Response notifications

Due to Palform's strict end-to-end encryption, options for being notified of responses are somewhat limited. This protects your security and is a strong way to prevent data breaches.

There are currently two ways to get notified: emails and webhooks.

Emails

When email notifications are enabled for your form, everyone in the team to which the form belongs will receive an email for each response. These emails will be delivered synchronously as the response is made.

The email will not contain any specific details about the response such as answers to questions, as these details are not available to the server sending the message.

To enable emails, open the relevant form and select the Settings tab, scroll down, and enable the Email option.

Webhooks

You can choose to receive an HTTP POST request to your specified endpoint for each form response. These requests will be made asynchronously through a task queue, meaning it can take around 1-2 minutes after the submission.

You can specify any number of endpoints for a form, and requests will be made to all endpoints for all requests. To be eligible, endpoints must:

  • Use the https scheme
  • Be publicly accessible from our servers in the EU
  • Be able to take TCP connections
  • Respond to POST requests

To create a webhook, open the relevant form and select the Settings tab, scroll down, and click New webhook.
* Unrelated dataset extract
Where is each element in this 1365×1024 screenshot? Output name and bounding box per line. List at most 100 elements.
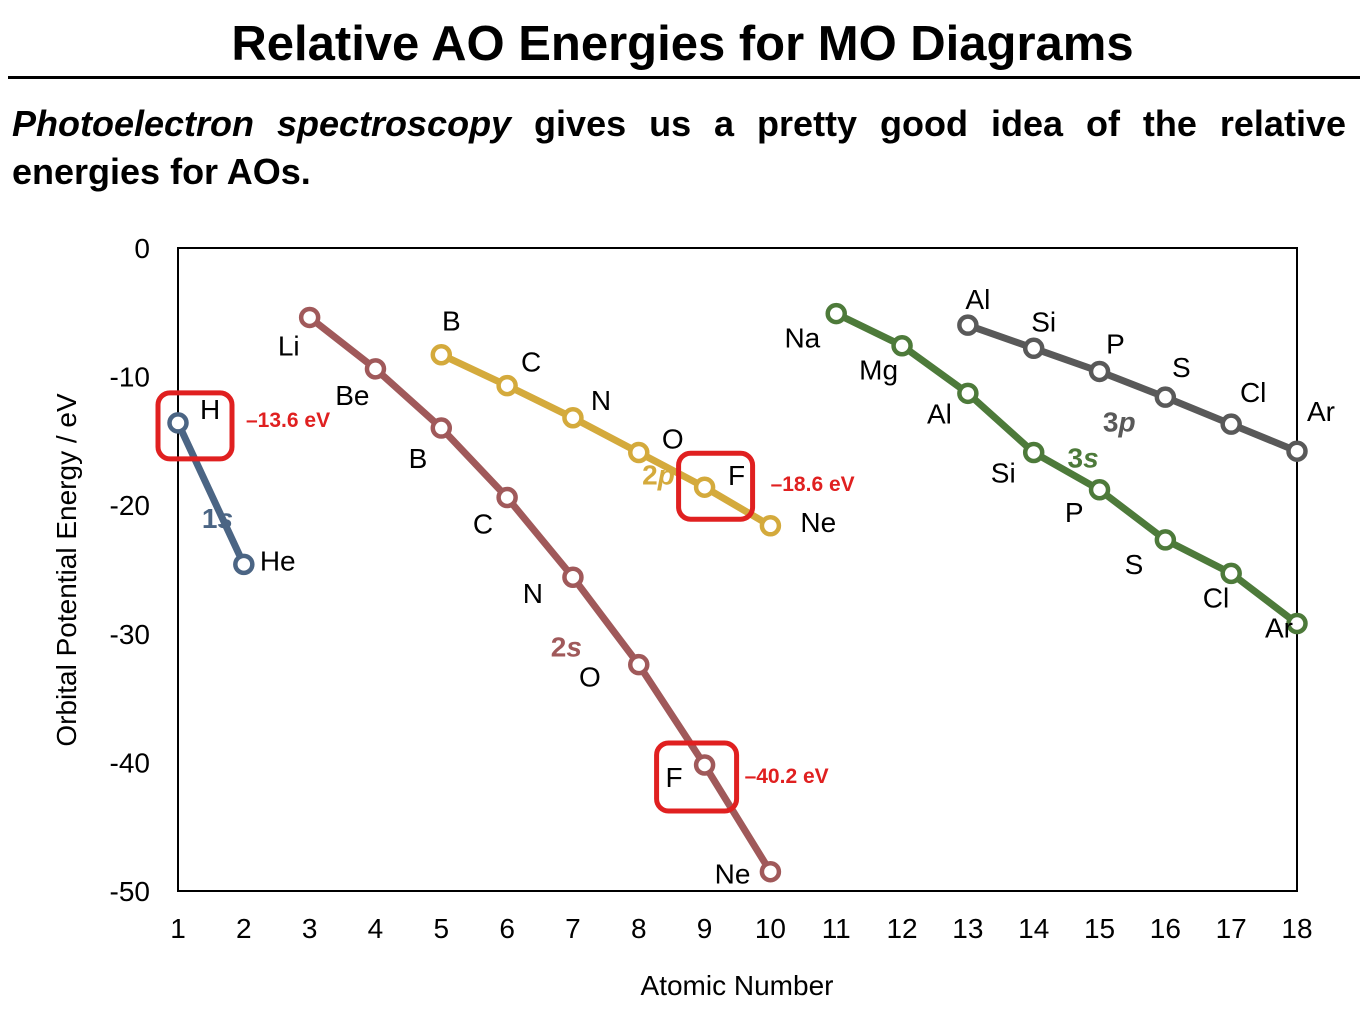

Enter the endpoint URL, click Add, and make sure to note down the signing secret.

Message format

The HTTP POST request will be made with a JSON-encoded body in the following format:

{
    "submission_id": "string",
    "form_id": "string",
    "created_at": "iso_8601",
    "payload": "string"
}

The payload is a PEM-encoded OpenPGP message, encrypted using the private keys of all the team members of the team to which the form belongs. You can easily decrypt this server-side by using a PGP library in your language. Simply create an additional key in your Palform account and store the private component on your server, ready for decrypting messages.

Request signing

To verify that requests are genuinely from Palform's servers, you can optionally check the request's signature using signing secret provided when you created the webhook.

The request body is signed using HMAC SHA256, and the signature is sent as the X-Palform-Signature header. To verify the request:

  1. Read the value of X-Palform-Signature.
  2. Read the full body of the request and run it through the HMAC SHA256 algorithm with the webhook signing secret as the key.
  3. Compare your generated key to the header value.
  4. If they match, the request is authentic!

To keep this process secure, it's important you don't share the signing secret with anyone. Never include it in source repositories and take care when transferring it between servers.

If you lose the secret, simply delete and re-add the webhook to the form.